Un code d’éthique difficile à changer
Le code d’éthique n’avait pas prévu la nouvelle génération de politiciens-entrepreneurs, mais c’est surtout l’intransigeance de l’ex-ministre de l’économie qui a causé sa perte, selon des experts.
« Le premier ministre doit se mordre les doigts de ne pas avoir donné plus d’importance par le passé à cette affaire. C’est le quatrième rapport de la commissaire. Il a eu le temps de voir la balle venir, et là, il était coincé », lance le politologue Denis Saint-martin, professeur à l’université de Montréal et spécialiste des questions de gouvernance et de l’éthique parlementaire.
Après plusieurs tentatives de médiation, la commissaire à l’éthique offrait deux choix au ministre : vendre, ou se retirer.
Il a choisi de démissionner. François Legault dit regretter la situation, et veut moderniser le code.
Des gens d’affaires sont montés au front. Le président de la chambre de commerce du Montréal Métropolitain, Michel Leblanc a déploré « qu’on se prive de son expertise pour des raisons politiques ».

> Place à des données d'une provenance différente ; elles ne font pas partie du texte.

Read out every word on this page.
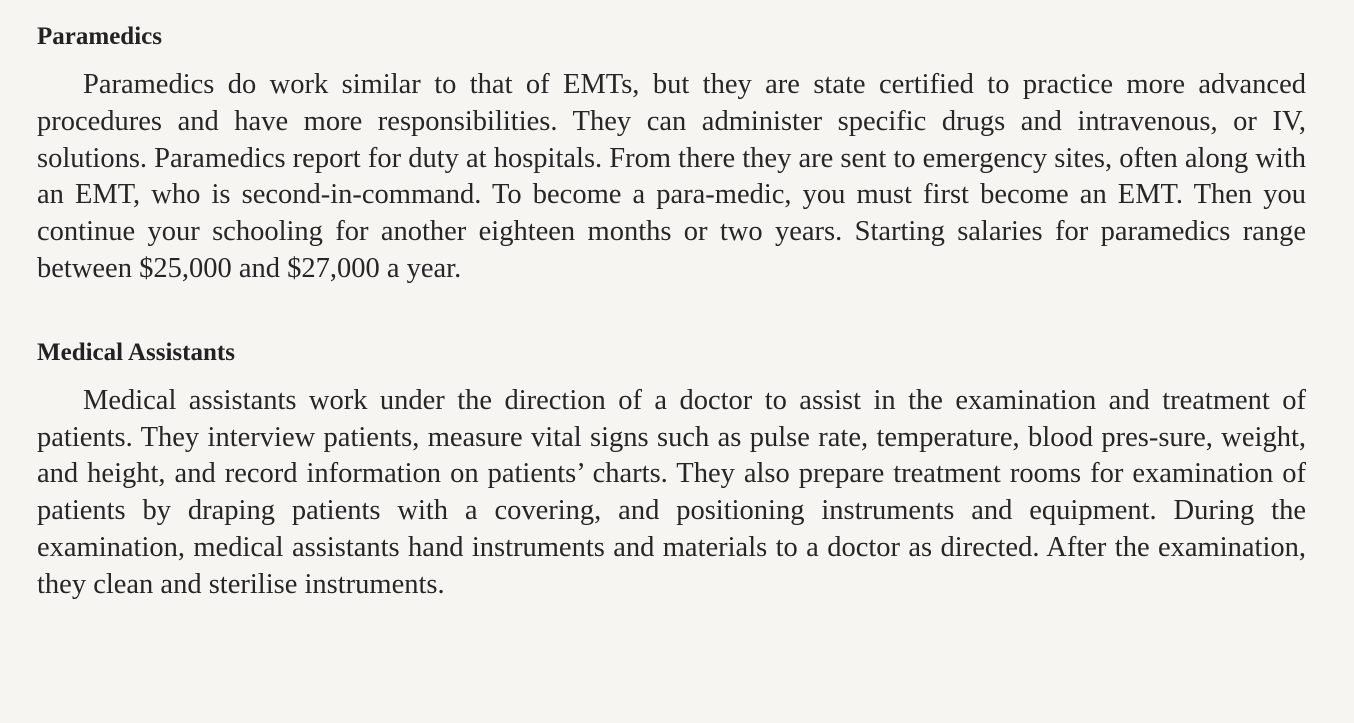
Paramedics

Paramedics do work similar to that of EMTs, but they are state certified to practice more advanced procedures and have more responsibilities. They can administer specific drugs and intravenous, or IV, solutions. Paramedics report for duty at hospitals. From there they are sent to emergency sites, often along with an EMT, who is second-in-command. To become a para-medic, you must first become an EMT. Then you continue your schooling for another eighteen months or two years. Starting salaries for paramedics range between $25,000 and $27,000 a year.

Medical Assistants

Medical assistants work under the direction of a doctor to assist in the examination and treatment of patients. They interview patients, measure vital signs such as pulse rate, temperature, blood pres-sure, weight, and height, and record information on patients’ charts. They also prepare treatment rooms for examination of patients by draping patients with a covering, and positioning instruments and equipment. During the examination, medical assistants hand instruments and materials to a doctor as directed. After the examination, they clean and sterilise instruments.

Pour M. Saint-martin toutefois, la question n’est pas aussi simple : « A posteriori, on peut dire qu’il faut adapter le code, car d’autres businessmans pourraient vouloir se joindre au club des businessmans du gouvernement. […] ».
« IL A ÉTÉ NÉGLIGENT »
Cette pression, dit-il, on la voit partout en occident, car le profil des politiciens change, et « on voit de plus en plus de gens très riches en politiques ». « Mais Pierre Fitzgibbon aurait dû savoir que ce code existait avant de se lancer en politique. Il a été négligent », dit-il.
L’éthicien René Villemure croit également que Pierre Fitzgibbon a été son pire ennemi dans cette histoire, en envoyant paitre la commissaire dans ses premiers rapports. « Se faire envoyer promener à deux reprises ne pose pas les bases d’une relation saine », laisse-t-il tomber.
PAS « D’EXCEPTION FITZGIBBON »
Il craint que le conflit envoie le message aux gens d’affaires qu’ils ne sont pas les bienvenus en politiques. Mais d’un autre côté, il ne peut pas y avoir « d’exception Fitzgibbon ».
« La commissaire est rigoureuse, elle fait du bon travail, et elle applique le code. Il n’est pas désuet, mais il n’a pas prévu la situation d’un politicien investisseur. Il est sain de se poser la question d’une modification », dit M. Villemure.
Sauf que dans le débat parlementaire actuel, où l’éthique est utilisée par les partis d’opposition comme un outil pour « faire des jambettes », et où Pierre Fitzgibbon, maintenant député, continue de s’en prendre à cette loi « d’une autre époque », les discussions risquent d’être stériles.